SURGICAL EXPLORATION AND INTRAOPERATIVE ASSESSMENT

When clinical and electrodiagnostic evaluations indicate a severe nerve injury failing to spontaneously recover, surgical exploration is mandated.

Indications for Surgery

1. Open injuries with sharp transections (immediate exploration and primary repair).
2. Closed injuries demonstrating no clinical or EMG evidence of reinnervation by 3 to 6 months.
3. An advancing Tinel sign that abruptly halts, indicating a neuroma-in-continuity blocking further regeneration.

Surgical Approach and Positioning

• Positioning: The patient must be positioned to allow full access to the nerve's anatomical course, both proximal and distal to the zone of injury. For upper extremity explorations (e.g., brachial plexus or major peripheral nerves), the arm is typically placed on a radiolucent hand table.
• Tourniquet Use: A pneumatic tourniquet is highly recommended for a bloodless dissection. However, the tourniquet must be deflated prior to intraoperative electrodiagnostic testing, as ischemia rapidly alters nerve conduction.
• Approach: Expansile incisions are utilized. The nerve must always be identified in pristine, unscarred tissue both proximally and distally before tracing it into the zone of injury or neuroma.

Intraoperative Nerve Action Potentials (NAPs)

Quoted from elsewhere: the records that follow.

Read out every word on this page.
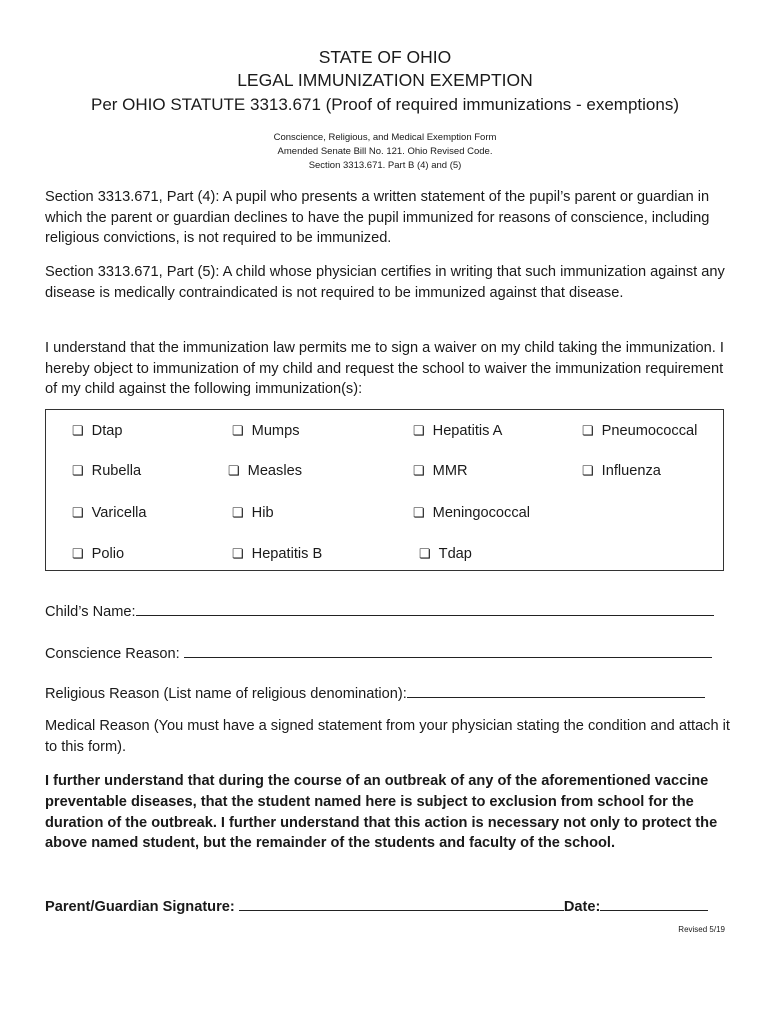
STATE OF OHIO
LEGAL IMMUNIZATION EXEMPTION
Per OHIO STATUTE 3313.671 (Proof of required immunizations - exemptions)
Conscience, Religious, and Medical Exemption Form
Amended Senate Bill No. 121. Ohio Revised Code.
Section 3313.671. Part B (4) and (5)

Section 3313.671, Part (4): A pupil who presents a written statement of the pupil’s parent or guardian in which the parent or guardian declines to have the pupil immunized for reasons of conscience, including religious convictions, is not required to be immunized.

Section 3313.671, Part (5): A child whose physician certifies in writing that such immunization against any disease is medically contraindicated is not required to be immunized against that disease.

I understand that the immunization law permits me to sign a waiver on my child taking the immunization. I hereby object to immunization of my child and request the school to waiver the immunization requirement of my child against the following immunization(s):

❏ Dtap	❏ Mumps	❏ Hepatitis A	❏ Pneumococcal
❏ Rubella	❏ Measles	❏ MMR	❏ Influenza
❏ Varicella	❏ Hib	❏ Meningococcal
❏ Polio	❏ Hepatitis B	❏ Tdap
Child’s Name:
Conscience Reason:
Religious Reason (List name of religious denomination):

Medical Reason (You must have a signed statement from your physician stating the condition and attach it to this form).

I further understand that during the course of an outbreak of any of the aforementioned vaccine preventable diseases, that the student named here is subject to exclusion from school for the duration of the outbreak. I further understand that this action is necessary not only to protect the above named student, but the remainder of the students and faculty of the school.

Parent/Guardian Signature:	Date:
Revised 5/19
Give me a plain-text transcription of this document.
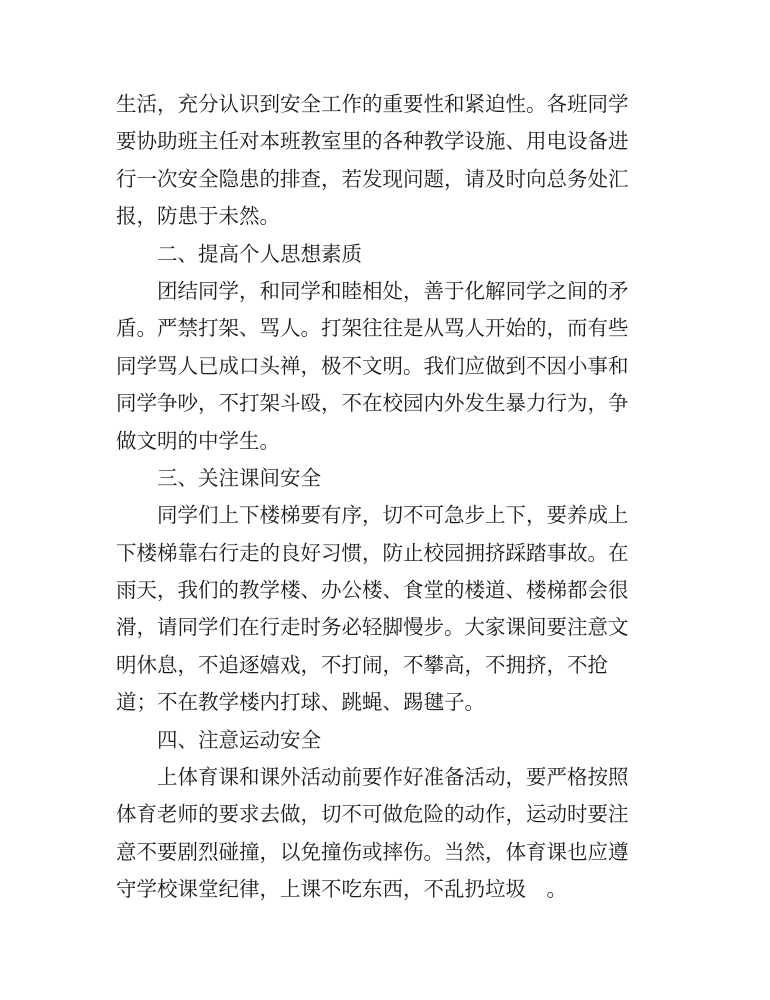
生活，充分认识到安全工作的重要性和紧迫性。各班同学
要协助班主任对本班教室里的各种教学设施、用电设备进
行一次安全隐患的排查，若发现问题，请及时向总务处汇
报，防患于未然。
二、提高个人思想素质
团结同学，和同学和睦相处，善于化解同学之间的矛
盾。严禁打架、骂人。打架往往是从骂人开始的，而有些
同学骂人已成口头禅，极不文明。我们应做到不因小事和
同学争吵，不打架斗殴，不在校园内外发生暴力行为，争
做文明的中学生。
三、关注课间安全
同学们上下楼梯要有序，切不可急步上下，要养成上
下楼梯靠右行走的良好习惯，防止校园拥挤踩踏事故。在
雨天，我们的教学楼、办公楼、食堂的楼道、楼梯都会很
滑，请同学们在行走时务必轻脚慢步。大家课间要注意文
明休息，不追逐嬉戏，不打闹，不攀高，不拥挤，不抢
道；不在教学楼内打球、跳蝇、踢毽子。
四、注意运动安全
上体育课和课外活动前要作好准备活动，要严格按照
体育老师的要求去做，切不可做危险的动作，运动时要注
意不要剧烈碰撞，以免撞伤或摔伤。当然，体育课也应遵
守学校课堂纪律，上课不吃东西，不乱扔垃圾　。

For neuromas-in-continuity, visual inspection alone is insufficient to determine if functional axons are traversing the scar. Intraoperative NAP monitoring is the gold standard.
* Stimulating electrodes are placed proximal to the neuroma, and recording electrodes are placed distally.
* If a NAP is recorded across the lesion, it proves that viable axons are regenerating through the scar. The appropriate surgical action is external neurolysis to free the nerve from surrounding compression.
* If no NAP is recorded across the lesion by 3 to 6 months post-injury, the neuroma is functionally blocking regeneration. The appropriate surgical action is resection of the neuroma until healthy fascicles are visualized (the "pouting" of fascicles), followed by tension-free repair using autologous nerve grafting (e.g., sural nerve).

POSTOPERATIVE PROTOCOLS

Following peripheral nerve repair or grafting, meticulous postoperative care is essential to prevent disruption of the microvascular anastomosis and the delicate epineurial repair.
* Immobilization: The extremity is immobilized in a well-padded splint for 3 weeks in a position that minimizes tension on the repair site (e.g., slight joint flexion).
* Progressive Mobilization: At 3 weeks, the splint is transitioned to a dynamic orthosis. Supervised, progressive range of motion (ROM) is initiated to prevent joint contractures while avoiding excessive stretch on the regenerating nerve.
* Long-Term Monitoring: Serial clinical examinations (Tinel sign progression, MRC motor grading) and follow-up EMG studies are conducted at 3-month intervals to track the slow process of axonal regeneration and guide eventual rehabilitation or secondary reconstructive procedures (e.g., tendon transfers) if reinnervation fails.